A dragon. Christ. While piles of flaming lizard crap from the sky were deadly enough if you weren’t careful, it certainly wasn’t worth bragging about to have survived. I could never wear a short-sleeved shirt again.
Finally I pointed at a red and black band on the wall. Funky lettering. I felt the invisible Niko thwap me over my ear and corrected myself quickly. Latin. It was Latin. “What about that? What’s that?”
“Armband. A lot of our guys retiring from the military are getting that. It says ‘Brothers in Arms,’ ” Curly said.
Huh. How about that? The right colors and, this time, the right sentiment.
Last time it hadn’t hurt or the thing inside me had enjoyed the pain. Hard to say. This time it did. I didn’t mind.
The things that matter are worth it.
You could still see the heart with the MOM, but just barely, and only if you knew where to look. The ghost of gone. Just like Sophia herself. She was gone, but if you knew where to look in me, you’d still see her. It was the best that I could hope for, though, and I was happy with it. I let them tape it up with gauze, paid, and headed outside. Hours had passed and the light was bleeding from the sky.
Timing. Now was when I found out if I was on the right side of it—or tomato paste on the wall.
Radioactive tomato paste, as it turned out.
Because that note in Nik’s voice on the phone? Can I just get a “Holy shit” from the choir, please?
“A nuke? A goddamn nuke? A fucking nuke? A . . .” My mouth was still moving, but nothing was coming out. I’d run out of curse words to say. Me. That hadn’t ever happened in my life. “What’s wrong with a nice normal bomb? You know, in case things go wrong, we only take out a few buildings, not the whole damn city.”

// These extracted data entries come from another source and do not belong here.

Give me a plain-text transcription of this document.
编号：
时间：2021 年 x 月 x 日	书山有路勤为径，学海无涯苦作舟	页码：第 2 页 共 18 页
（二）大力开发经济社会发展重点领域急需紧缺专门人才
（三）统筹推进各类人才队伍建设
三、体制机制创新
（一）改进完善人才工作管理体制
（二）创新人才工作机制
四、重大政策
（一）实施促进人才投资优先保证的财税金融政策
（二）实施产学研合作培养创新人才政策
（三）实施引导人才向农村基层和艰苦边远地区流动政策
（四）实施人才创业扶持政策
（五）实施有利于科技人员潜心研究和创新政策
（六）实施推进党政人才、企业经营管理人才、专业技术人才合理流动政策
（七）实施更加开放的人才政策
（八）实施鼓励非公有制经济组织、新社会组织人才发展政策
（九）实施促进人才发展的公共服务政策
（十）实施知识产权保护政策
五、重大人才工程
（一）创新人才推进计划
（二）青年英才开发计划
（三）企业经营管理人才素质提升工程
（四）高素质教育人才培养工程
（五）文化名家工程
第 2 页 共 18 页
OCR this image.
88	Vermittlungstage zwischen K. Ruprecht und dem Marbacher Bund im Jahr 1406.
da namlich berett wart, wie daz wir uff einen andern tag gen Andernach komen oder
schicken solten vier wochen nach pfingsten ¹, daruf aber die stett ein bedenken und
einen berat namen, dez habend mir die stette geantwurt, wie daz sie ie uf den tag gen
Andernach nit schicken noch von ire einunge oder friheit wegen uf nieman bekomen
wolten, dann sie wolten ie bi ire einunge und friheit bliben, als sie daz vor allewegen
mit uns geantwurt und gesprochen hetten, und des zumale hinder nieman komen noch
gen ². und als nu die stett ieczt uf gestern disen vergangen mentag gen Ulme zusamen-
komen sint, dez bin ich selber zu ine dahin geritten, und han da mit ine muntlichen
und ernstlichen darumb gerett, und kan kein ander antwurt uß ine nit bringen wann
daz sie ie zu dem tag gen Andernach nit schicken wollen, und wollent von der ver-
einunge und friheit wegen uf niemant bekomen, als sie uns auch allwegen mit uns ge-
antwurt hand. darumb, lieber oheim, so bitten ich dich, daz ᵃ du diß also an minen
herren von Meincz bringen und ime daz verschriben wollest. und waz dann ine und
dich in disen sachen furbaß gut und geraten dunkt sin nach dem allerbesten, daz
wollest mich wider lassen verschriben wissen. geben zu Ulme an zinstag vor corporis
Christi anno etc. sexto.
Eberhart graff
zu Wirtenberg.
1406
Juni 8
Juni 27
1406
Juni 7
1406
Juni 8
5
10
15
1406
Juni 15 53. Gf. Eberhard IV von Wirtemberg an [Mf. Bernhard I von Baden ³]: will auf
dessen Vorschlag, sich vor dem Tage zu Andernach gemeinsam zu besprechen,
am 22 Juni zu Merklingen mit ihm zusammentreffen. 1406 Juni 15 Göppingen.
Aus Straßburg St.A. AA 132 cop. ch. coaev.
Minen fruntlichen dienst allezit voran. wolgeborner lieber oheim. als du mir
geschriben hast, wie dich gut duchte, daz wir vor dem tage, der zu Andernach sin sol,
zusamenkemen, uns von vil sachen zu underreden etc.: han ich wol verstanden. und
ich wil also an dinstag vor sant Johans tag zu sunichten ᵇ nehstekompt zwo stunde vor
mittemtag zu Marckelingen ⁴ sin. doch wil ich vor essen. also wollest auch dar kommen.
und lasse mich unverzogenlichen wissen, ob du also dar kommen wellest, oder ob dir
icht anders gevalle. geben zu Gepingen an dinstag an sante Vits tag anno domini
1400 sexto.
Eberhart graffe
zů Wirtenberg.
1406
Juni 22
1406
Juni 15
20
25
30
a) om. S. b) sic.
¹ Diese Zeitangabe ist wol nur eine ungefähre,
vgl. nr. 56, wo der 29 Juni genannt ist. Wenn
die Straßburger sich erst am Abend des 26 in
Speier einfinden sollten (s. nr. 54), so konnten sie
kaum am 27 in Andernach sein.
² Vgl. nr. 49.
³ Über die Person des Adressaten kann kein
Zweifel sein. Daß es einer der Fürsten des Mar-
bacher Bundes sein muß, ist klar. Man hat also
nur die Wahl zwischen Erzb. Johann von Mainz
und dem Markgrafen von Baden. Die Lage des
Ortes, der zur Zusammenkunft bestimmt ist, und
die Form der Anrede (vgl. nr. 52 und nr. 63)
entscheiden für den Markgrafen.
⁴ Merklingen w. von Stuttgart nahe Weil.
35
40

Robin had found Niko and me a place to stay temporarily. It was a furnished studio apartment, the best he said he could do on short notice, but it was on the first floor. That’s all we needed. The first floor. I met Nik there and I would’ve wrinkled my nose at the smell of old cat piss dried into the floor if I didn’t have other things on my mind—radioactive things.